A sample is only useful if it looks like the population it came from. We call such a sample representative: its mix of values mirrors the whole. The danger is a sample that systematically over- or under-counts some part of the population — then the statistic we compute points in the wrong direction, no matter how carefully we measure.

Randomness is the safeguard

The reliable way to get a representative sample is to choose it at random: give every member of the population a fair, equal chance of being picked. Randomness doesn't guarantee a perfect sample, but it removes any hidden tilt — on average the sample mean \bar{x} sits at the population mean \mu, and the only error left is ordinary chance, which shrinks as the sample grows.

Bias: a tilt no sample size can fix

Bias is a systematic error — a built-in tilt in how the sample is collected, so it consistently misses the target in the same direction. Two common culprits:

Selection bias — some members are more likely to be chosen (surveying only people at a gym about exercise habits).
Non-response bias — the people who decline differ from those who answer, quietly skewing the result.

The crucial point: bias is not cured by collecting more data. A bigger biased sample just pins down the wrong answer more precisely. Only fixing the method — making the selection fair — removes it.
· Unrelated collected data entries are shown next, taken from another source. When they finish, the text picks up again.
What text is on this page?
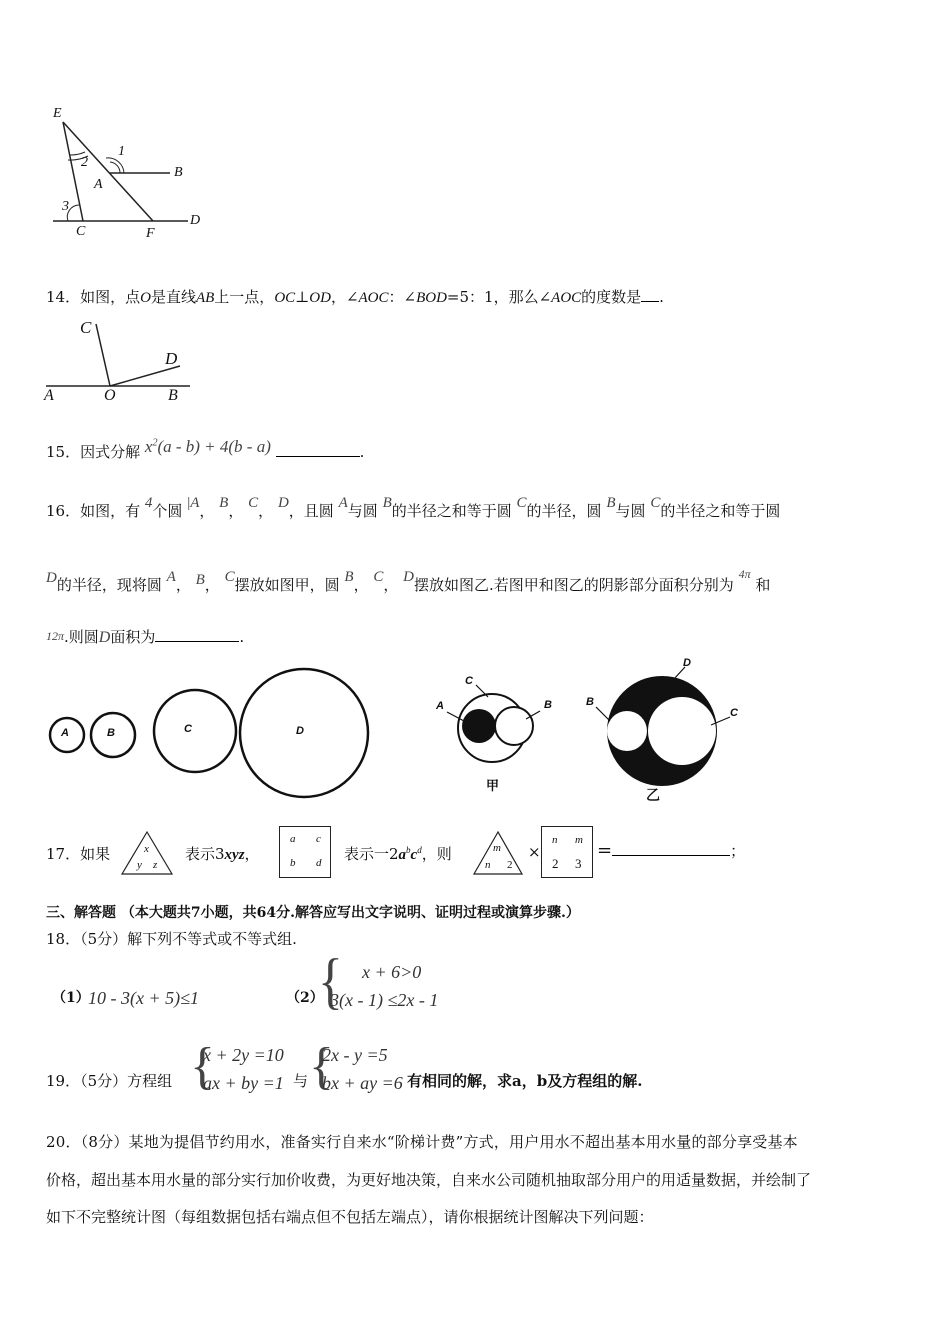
E
1
2
B
A
3
C	F
D
14．如图，点O是直线AB上一点，OC⊥OD，∠AOC：∠BOD=5：1，那么∠AOC的度数是 .
C
D
A	O	B
15．因式分解 $x^2(a - b) + 4(b - a)$	.
16．如图，有 4个圆 |A， B， C， D，且圆 A与圆 B的半径之和等于圆 C的半径，圆 B与圆 C的半径之和等于圆
D的半径，现将圆 A， B， C摆放如图甲，圆 B， C， D摆放如图乙.若图甲和图乙的阴影部分面积分别为 $^{4\pi}$ 和
12π.则圆D面积为	.
A	B	C	D
A
C
B
甲
B
D
C
乙
17．如果	x
y z
表示3xyz，
a c
b d 表示一$2a^bc^d$，则	m
n 2
×
n m
2 3
=	；
三、解答题 （本大题共7小题，共64分.解答应写出文字说明、证明过程或演算步骤.）
18．（5分）解下列不等式或不等式组.
（1）
10 - 3(x + 5)≤1	（2）
{ x + 6>0
3(x - 1) ≤2x - 1
19．（5分）方程组 {
x + 2y =10
ax + by =1 与 {
2x - y =5
bx + ay =6 有相同的解，求a，b及方程组的解.
20．（8分）某地为提倡节约用水，准备实行自来水“阶梯计费”方式，用户用水不超出基本用水量的部分享受基本
价格，超出基本用水量的部分实行加价收费，为更好地决策，自来水公司随机抽取部分用户的用适量数据，并绘制了
如下不完整统计图（每组数据包括右端点但不包括左端点），请你根据统计图解决下列问题：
Random vs biased, side by side

Switch between a random sample — highlighted points spread evenly across the population — and a biased one that only draws from the high end. Watch the sample mean \bar{x}: random keeps it near the true mean \mu; the biased sample drags it well off-target, and gathering more of the same biased points would never bring it back.

A good sample is representative — it mirrors the population.
Random sampling gives every member a fair chance, so \bar{x} centres on \mu.
Bias is a systematic tilt in how the sample is collected (selection, non-response).
A bigger biased sample is still biased — more data sharpens the wrong answer, it doesn't fix it.